As for the subject matter itself, with enforcement of the Production Code in 1934, portrayals of gays and lesbians were driven even further underground. Gays and lesbians would have to be satisfied with the occasional Mrs. Danvers or Joel Cairo, characters ambiguous enough to slip past the censors, if not audiences. Not for another thirty years would Hollywood again openly address the issue.
Postscript: Unfortunately, Mädchen in Uniform is not available on DVD. It pops up periodically on cable (I taped it off the Sundance Channel years ago), or if you don't mind watching it on YouTube, you can see it here.
2 comments:
Well, I tried but my ancient computer will not let me see it properly.
So, just by your terrific post, I can only say, I don't have a problem with the gay part. When I read the part where she is a mere child, that is where I have to say no.
Doesn't matter what year it is, or what allegory the director was going for, there is a sinister aspect to the film.
So, throw away the whole film because of that one huge flaw?
Yeah, says me.
So, throw away the whole film because of that one huge flaw? Yeah, says me.

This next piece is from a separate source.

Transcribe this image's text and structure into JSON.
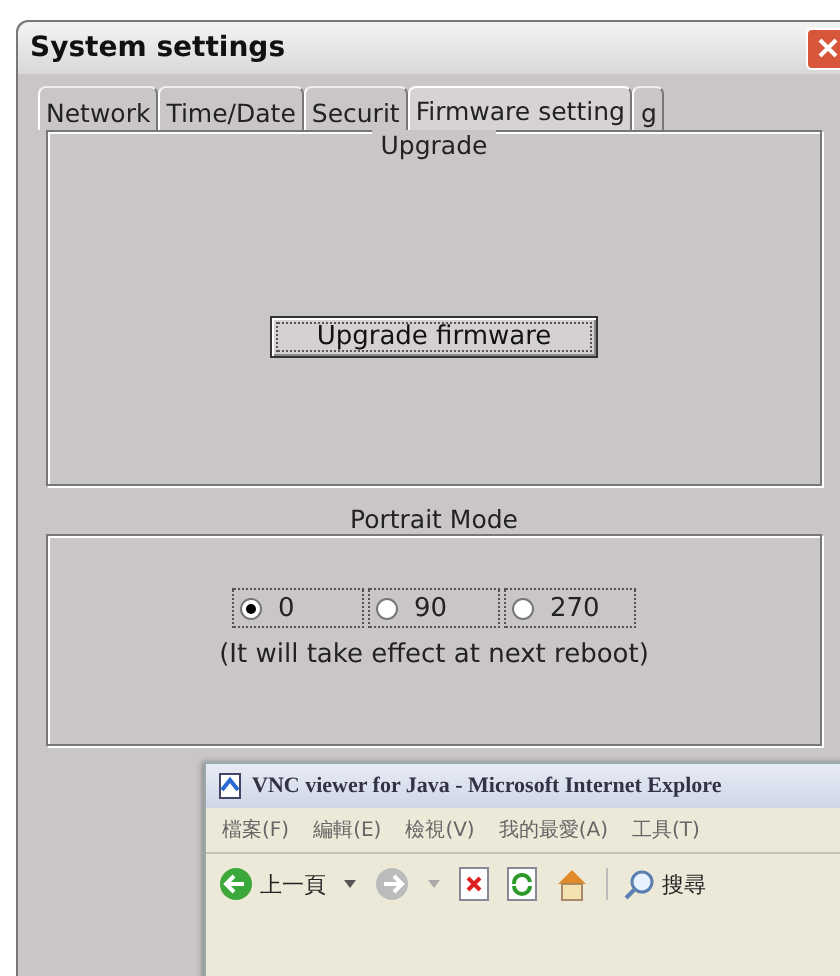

I don't have a problem with that reaction. I spent parts of the movie thinking "what the --" and I'm sure that if it had been made yesterday, people would burn down the theater. (Which come to think of it, is probably why it isn't available on DVD.)
Still, it's a landmark film, and I throw it out there to give you a sense of what was going on at the time -- and maybe more to the point, what wasn't going on.